De plus, l’analyse a apporté des garanties statistiques : une étoile à grande vitesse dans l’image pourrait ne pas appartenir à Oméga du Centaure. Il pourrait s’agir d’une étoile extérieure à l’amas qui passe juste derrière ou devant le centre d’Oméga du Centaure par hasard. Les observations de sept étoiles de ce type, en revanche, ne peuvent pas être une pure coïncidence et ne laissent aucune place à d’autres explications qu’un trou noir.
Enfin un trou noir de masse intermédiaire
Selon Neumayer, « des études antérieures ont soulevé des questions cruciales telles que « où se trouvent donc les étoiles à grande vitesse ? ». Nous avons désormais une réponse à cette question et la confirmation qu’Omega Centauri contient un trou noir de masse intermédiaire. À une distance d’environ 18 000 années-lumière, il s’agit de l’exemple le plus proche connu d’un trou noir massif. »
Le trou noir supermassif au centre de la Voie lactée se trouve à une distance d’environ 27 000 années-lumière. Cette détection promet non seulement de résoudre le débat qui dure depuis une décennie sur un trou noir de masse intermédiaire dans Omega Centauri, mais constitue également le meilleur candidat jusqu’à présent pour la détection d’un trou noir de masse intermédiaire en général.

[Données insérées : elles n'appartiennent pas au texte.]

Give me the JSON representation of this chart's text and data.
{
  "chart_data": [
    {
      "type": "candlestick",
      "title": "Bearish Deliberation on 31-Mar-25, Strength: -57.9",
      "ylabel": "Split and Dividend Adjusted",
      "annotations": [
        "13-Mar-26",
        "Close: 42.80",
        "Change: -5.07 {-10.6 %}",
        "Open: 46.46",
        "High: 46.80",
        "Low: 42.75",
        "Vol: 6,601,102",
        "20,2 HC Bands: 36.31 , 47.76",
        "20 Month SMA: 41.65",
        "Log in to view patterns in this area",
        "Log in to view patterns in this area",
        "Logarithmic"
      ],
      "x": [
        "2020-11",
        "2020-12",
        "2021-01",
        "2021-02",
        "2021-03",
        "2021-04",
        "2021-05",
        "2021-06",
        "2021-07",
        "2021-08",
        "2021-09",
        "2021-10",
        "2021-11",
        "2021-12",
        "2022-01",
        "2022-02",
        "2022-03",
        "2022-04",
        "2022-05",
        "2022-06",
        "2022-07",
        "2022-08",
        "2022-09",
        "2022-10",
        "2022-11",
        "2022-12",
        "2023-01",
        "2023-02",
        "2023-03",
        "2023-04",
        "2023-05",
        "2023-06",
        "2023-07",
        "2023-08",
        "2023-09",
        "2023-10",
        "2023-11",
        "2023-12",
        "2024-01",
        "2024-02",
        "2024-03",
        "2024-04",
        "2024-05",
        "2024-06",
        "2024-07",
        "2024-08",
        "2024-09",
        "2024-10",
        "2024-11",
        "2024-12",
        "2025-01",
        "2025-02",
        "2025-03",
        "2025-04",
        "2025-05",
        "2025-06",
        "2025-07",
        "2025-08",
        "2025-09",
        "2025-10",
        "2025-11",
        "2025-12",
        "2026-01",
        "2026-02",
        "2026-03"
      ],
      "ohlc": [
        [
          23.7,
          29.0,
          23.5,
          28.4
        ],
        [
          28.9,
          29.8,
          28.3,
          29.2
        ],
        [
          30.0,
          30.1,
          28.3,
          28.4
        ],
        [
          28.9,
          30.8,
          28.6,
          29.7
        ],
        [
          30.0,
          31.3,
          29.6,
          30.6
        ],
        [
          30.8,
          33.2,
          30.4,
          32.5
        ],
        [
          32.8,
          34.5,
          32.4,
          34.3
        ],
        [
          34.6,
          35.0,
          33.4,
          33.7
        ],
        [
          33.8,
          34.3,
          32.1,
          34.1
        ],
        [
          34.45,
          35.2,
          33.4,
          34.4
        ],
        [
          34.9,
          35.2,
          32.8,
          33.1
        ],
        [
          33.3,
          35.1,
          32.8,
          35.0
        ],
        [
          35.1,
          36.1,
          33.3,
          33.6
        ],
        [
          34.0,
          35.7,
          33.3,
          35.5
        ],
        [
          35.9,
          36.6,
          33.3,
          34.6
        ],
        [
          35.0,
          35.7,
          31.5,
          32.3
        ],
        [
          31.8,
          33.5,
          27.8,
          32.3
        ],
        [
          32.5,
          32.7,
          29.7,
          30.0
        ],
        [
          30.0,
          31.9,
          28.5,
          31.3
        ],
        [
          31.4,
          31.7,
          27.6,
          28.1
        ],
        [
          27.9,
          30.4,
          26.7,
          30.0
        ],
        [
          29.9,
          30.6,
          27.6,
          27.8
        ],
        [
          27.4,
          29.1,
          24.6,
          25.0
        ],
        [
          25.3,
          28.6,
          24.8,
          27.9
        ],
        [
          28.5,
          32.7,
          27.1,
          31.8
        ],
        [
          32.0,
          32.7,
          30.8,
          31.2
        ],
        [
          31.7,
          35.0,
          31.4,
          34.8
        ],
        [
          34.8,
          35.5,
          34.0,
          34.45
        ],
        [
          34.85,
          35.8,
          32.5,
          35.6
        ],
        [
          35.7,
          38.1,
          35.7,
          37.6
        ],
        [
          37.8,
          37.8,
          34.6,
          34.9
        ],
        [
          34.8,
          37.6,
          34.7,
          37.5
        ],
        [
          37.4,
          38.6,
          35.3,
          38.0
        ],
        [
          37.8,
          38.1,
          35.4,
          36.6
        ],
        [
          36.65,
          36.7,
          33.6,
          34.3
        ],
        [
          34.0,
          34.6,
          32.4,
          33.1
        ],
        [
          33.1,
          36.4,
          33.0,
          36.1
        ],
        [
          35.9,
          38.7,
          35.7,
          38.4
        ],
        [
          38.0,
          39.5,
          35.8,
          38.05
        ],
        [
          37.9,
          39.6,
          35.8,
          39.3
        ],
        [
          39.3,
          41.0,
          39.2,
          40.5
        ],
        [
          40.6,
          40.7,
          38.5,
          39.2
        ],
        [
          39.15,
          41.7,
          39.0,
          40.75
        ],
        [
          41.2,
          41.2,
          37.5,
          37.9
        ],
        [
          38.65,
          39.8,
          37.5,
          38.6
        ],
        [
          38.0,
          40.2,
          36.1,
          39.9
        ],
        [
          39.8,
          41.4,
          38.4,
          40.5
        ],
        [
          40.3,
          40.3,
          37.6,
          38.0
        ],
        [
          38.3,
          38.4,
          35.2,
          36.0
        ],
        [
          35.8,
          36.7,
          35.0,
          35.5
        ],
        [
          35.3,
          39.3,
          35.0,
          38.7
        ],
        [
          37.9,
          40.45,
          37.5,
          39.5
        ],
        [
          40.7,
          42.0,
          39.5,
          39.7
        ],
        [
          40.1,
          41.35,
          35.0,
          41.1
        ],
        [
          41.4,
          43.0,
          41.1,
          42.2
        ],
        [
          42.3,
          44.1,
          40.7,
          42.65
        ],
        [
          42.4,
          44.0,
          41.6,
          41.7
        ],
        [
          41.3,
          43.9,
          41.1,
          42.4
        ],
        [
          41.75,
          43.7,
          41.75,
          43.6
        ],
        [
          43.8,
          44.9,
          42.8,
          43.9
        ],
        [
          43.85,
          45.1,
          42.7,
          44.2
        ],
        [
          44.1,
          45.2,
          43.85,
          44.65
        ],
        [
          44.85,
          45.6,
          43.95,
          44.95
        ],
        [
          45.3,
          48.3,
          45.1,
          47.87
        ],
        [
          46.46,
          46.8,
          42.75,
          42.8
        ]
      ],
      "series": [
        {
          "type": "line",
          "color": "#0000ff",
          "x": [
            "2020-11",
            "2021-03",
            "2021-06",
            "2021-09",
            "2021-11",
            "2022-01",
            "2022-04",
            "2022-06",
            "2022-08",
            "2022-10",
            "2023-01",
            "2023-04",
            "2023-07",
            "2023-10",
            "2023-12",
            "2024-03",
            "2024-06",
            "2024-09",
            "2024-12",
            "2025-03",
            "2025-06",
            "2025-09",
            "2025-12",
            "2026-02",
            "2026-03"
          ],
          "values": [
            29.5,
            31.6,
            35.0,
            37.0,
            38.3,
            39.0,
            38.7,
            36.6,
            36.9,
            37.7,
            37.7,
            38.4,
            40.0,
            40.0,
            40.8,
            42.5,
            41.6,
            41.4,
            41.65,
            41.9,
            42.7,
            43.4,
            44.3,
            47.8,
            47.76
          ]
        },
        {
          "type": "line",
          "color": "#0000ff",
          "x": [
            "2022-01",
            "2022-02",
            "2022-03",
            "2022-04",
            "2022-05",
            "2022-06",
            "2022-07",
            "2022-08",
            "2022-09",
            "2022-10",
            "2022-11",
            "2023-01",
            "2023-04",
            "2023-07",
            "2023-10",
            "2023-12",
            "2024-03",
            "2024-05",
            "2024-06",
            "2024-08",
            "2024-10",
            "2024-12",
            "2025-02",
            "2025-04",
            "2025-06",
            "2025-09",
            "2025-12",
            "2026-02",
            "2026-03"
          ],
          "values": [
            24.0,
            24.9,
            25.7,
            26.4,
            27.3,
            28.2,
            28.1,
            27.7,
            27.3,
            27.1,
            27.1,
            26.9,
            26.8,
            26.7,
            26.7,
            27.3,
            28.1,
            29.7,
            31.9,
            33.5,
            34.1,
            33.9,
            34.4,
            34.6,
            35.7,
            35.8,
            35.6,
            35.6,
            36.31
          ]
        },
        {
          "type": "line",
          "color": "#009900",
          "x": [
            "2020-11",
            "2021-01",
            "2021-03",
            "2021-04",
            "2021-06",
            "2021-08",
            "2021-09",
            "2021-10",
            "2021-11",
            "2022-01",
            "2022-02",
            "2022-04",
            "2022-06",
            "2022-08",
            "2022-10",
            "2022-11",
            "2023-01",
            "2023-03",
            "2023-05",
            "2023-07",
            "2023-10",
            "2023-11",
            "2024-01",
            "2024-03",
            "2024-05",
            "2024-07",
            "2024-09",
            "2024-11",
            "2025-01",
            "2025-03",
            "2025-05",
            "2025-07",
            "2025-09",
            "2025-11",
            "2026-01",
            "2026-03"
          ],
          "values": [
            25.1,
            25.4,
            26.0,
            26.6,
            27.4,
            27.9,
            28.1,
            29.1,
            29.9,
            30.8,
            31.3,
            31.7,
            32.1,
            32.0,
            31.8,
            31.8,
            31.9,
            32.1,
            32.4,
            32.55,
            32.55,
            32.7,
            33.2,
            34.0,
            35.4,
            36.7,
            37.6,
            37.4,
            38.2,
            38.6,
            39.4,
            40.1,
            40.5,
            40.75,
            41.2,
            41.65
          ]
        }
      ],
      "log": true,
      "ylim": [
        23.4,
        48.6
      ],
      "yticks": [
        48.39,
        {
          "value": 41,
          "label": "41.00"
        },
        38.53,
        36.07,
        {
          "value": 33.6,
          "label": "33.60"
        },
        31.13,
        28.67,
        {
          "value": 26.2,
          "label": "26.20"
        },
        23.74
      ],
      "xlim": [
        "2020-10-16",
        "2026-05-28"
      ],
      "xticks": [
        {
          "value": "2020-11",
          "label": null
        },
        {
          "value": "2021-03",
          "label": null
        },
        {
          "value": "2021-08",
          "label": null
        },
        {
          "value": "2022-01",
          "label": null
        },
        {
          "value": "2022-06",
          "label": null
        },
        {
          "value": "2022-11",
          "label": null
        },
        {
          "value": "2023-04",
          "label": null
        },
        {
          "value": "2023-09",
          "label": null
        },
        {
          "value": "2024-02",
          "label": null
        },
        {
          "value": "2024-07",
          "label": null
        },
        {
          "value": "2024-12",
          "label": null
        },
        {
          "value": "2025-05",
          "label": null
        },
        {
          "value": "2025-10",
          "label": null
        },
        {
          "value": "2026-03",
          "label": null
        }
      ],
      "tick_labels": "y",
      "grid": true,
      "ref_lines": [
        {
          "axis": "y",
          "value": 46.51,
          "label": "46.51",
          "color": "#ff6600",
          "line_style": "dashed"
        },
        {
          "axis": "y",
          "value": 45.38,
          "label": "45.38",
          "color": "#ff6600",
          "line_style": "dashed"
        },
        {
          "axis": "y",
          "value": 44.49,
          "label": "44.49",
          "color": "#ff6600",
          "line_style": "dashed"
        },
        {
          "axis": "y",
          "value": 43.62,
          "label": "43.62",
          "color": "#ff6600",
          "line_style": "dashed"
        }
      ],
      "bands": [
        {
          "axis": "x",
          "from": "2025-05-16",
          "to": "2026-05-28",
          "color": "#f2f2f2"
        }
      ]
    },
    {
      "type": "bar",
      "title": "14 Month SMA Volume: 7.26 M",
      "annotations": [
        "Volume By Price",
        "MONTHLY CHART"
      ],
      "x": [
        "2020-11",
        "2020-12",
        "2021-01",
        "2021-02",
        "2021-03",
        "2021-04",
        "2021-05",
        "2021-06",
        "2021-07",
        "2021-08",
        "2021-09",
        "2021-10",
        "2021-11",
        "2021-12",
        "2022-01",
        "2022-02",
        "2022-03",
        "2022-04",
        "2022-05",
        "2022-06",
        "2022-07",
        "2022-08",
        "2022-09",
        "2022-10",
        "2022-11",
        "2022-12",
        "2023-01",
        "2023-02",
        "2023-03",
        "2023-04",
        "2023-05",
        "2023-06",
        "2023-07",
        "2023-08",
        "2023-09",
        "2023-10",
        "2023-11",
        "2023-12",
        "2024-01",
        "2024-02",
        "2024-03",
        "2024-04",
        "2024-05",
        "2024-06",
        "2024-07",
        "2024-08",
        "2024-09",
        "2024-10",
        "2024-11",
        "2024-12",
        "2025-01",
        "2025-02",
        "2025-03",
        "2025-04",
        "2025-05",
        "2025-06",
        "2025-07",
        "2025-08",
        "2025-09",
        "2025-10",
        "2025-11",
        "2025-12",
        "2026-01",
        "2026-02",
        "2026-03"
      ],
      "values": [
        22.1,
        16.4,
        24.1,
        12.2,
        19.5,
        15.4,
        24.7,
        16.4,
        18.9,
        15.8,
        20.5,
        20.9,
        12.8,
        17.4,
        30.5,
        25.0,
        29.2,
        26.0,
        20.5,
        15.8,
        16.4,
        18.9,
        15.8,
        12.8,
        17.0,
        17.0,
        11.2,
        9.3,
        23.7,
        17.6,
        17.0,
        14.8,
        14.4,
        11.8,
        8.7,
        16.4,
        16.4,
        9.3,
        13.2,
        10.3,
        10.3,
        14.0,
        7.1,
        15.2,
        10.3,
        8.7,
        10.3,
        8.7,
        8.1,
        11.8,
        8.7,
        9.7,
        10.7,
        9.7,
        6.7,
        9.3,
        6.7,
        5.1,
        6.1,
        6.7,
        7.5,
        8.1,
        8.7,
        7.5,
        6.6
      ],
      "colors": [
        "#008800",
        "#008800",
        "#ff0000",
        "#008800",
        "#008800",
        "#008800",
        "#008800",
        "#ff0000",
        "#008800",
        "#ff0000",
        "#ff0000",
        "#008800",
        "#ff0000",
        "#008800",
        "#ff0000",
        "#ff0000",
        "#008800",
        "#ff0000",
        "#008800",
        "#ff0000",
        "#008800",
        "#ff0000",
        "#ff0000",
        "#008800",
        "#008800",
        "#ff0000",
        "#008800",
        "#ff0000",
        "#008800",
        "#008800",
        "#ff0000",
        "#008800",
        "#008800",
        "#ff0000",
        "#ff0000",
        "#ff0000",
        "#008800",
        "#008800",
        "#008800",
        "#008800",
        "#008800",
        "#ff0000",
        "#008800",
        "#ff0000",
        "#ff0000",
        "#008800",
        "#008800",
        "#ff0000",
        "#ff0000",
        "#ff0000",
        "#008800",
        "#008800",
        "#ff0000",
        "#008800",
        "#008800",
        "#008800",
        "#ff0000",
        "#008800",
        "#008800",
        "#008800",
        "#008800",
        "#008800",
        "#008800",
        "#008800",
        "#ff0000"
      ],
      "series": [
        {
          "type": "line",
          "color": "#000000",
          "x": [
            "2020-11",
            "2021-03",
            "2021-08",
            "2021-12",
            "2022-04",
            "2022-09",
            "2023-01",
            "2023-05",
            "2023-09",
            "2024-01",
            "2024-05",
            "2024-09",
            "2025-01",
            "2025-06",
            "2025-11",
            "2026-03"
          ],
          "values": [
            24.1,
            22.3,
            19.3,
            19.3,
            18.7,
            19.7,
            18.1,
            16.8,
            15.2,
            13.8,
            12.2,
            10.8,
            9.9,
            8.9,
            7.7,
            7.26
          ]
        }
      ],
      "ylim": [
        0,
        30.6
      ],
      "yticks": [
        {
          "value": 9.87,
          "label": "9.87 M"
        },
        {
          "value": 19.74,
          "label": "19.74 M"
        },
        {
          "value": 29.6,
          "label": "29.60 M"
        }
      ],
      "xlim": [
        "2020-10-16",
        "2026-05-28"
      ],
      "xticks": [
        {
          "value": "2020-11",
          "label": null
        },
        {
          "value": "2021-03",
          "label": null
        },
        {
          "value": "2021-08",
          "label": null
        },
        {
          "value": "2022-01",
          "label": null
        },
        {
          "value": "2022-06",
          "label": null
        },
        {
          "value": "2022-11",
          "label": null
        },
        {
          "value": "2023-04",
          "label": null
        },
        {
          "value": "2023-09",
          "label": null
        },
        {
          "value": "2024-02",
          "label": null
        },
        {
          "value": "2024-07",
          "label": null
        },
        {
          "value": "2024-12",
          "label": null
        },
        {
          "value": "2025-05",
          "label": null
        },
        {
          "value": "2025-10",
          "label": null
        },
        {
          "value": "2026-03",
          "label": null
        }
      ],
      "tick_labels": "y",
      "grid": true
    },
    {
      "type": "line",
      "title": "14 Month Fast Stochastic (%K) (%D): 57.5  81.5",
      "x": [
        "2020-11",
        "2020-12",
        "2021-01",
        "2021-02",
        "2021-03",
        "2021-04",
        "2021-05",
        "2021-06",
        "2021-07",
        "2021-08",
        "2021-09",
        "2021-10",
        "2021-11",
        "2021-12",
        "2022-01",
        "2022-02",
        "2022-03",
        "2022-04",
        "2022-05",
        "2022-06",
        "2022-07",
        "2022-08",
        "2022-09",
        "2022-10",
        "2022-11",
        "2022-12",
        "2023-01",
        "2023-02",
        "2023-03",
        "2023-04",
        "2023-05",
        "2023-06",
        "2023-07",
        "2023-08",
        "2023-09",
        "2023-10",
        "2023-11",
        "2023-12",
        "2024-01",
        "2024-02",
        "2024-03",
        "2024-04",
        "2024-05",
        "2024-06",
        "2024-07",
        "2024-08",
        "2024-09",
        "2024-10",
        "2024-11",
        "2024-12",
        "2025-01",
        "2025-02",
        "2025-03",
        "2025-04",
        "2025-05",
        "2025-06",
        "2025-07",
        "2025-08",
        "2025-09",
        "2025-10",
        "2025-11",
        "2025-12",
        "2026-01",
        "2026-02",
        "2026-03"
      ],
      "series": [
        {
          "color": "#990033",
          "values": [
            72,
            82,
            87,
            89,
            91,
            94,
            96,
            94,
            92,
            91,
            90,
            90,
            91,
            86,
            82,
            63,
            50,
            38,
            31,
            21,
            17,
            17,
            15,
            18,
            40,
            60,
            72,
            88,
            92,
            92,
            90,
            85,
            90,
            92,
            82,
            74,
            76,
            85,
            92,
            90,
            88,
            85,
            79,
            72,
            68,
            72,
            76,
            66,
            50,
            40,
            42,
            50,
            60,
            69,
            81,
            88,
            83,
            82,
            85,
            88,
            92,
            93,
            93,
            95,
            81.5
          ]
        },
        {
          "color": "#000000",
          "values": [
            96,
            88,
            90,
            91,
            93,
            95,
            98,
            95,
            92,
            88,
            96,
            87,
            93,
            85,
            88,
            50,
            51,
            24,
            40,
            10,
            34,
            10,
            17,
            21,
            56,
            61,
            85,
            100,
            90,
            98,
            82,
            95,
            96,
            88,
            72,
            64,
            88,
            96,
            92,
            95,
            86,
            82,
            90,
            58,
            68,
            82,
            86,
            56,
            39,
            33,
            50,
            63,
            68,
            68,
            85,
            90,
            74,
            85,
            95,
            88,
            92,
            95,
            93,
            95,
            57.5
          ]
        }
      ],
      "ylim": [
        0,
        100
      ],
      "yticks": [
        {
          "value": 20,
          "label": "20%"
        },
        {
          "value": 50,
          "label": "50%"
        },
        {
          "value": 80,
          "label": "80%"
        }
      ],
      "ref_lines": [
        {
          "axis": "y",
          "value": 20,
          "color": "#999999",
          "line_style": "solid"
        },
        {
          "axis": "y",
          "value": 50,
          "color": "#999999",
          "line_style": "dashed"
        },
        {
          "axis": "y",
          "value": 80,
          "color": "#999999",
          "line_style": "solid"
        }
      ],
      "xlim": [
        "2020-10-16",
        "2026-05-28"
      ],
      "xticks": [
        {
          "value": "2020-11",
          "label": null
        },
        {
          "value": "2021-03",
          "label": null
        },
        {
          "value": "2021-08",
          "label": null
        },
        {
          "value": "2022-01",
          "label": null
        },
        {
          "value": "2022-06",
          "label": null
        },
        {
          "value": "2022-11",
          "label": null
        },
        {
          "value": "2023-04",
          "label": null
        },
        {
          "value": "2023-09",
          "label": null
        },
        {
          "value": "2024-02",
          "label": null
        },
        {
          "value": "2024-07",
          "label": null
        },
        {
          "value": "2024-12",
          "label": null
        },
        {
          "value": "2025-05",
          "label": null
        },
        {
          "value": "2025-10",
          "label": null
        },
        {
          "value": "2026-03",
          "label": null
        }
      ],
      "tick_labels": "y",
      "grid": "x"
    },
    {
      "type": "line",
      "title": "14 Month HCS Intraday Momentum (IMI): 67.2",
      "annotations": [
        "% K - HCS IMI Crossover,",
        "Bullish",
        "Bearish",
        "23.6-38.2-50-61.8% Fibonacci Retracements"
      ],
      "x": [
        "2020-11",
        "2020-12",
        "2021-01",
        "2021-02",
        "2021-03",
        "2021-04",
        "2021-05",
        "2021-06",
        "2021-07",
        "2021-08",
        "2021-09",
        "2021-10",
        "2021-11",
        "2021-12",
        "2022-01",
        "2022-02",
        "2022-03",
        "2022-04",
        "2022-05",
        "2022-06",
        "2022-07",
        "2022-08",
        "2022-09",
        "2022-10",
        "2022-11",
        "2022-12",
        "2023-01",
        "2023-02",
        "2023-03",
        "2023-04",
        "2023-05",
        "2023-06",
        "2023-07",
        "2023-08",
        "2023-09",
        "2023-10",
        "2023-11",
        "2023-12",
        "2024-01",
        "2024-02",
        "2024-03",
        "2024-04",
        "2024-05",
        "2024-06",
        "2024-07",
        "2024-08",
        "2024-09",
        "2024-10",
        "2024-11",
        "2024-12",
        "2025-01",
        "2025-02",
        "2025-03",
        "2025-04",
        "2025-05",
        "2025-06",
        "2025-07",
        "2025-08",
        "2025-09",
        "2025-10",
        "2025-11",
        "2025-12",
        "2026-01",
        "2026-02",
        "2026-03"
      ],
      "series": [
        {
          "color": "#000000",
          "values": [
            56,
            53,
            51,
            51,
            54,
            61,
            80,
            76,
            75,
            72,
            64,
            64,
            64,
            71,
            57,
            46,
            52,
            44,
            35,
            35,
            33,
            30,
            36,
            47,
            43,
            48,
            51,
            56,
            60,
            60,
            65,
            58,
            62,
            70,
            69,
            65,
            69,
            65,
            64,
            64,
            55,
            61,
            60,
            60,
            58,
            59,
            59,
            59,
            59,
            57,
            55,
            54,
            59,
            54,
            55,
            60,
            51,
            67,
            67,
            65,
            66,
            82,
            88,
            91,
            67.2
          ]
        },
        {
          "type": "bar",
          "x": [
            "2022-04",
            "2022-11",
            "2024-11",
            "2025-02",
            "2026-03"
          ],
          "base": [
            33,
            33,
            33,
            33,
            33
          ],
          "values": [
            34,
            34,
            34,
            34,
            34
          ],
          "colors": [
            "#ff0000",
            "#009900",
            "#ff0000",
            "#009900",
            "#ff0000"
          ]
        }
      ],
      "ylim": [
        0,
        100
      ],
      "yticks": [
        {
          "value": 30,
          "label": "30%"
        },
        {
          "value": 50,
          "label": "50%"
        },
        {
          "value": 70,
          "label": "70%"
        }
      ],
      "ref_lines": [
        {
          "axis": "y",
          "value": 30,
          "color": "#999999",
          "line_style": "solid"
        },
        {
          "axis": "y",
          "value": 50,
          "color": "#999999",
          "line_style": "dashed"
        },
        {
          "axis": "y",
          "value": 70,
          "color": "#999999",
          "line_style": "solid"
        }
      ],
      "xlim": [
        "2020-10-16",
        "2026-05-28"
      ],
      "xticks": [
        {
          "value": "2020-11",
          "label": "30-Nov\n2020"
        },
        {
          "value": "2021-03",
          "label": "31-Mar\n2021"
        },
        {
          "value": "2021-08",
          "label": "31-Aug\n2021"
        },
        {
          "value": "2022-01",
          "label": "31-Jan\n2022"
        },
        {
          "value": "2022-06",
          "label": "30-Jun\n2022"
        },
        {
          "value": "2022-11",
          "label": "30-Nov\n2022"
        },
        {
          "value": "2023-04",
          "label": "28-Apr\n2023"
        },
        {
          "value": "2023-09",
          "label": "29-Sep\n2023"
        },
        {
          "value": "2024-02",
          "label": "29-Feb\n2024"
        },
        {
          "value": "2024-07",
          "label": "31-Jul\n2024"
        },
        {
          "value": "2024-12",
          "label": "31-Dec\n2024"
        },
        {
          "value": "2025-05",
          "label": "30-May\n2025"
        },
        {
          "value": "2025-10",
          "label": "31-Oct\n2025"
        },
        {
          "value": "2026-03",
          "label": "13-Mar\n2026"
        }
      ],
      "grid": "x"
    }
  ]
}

Au vu de leurs résultats, Neumayer, Häberle et leurs collègues prévoient désormais d’examiner le centre d’Omega Centauri de manière encore plus détaillée. Ils ont déjà obtenu l’autorisation de mesurer le mouvement à grande vitesse de l’étoile vers ou depuis la Terre (vitesse de visée) à l’aide du télescope spatial James Webb, et de futurs instruments (GRAVITY+ au VLT de l’ESO, MICADO à l’Extremely Large Telescope) pourraient déterminer la position des étoiles avec encore plus de précision que Hubble.
L’objectif à long terme est de déterminer comment les étoiles accélèrent, c’est-à-dire comment leurs orbites se courbent. Suivre ces étoiles une fois sur toute leur orbite, comme dans les observations récompensées par le prix Nobel près du trou noir au centre de la Voie lactée, est un projet qui intéressera les futures générations d’astronomes.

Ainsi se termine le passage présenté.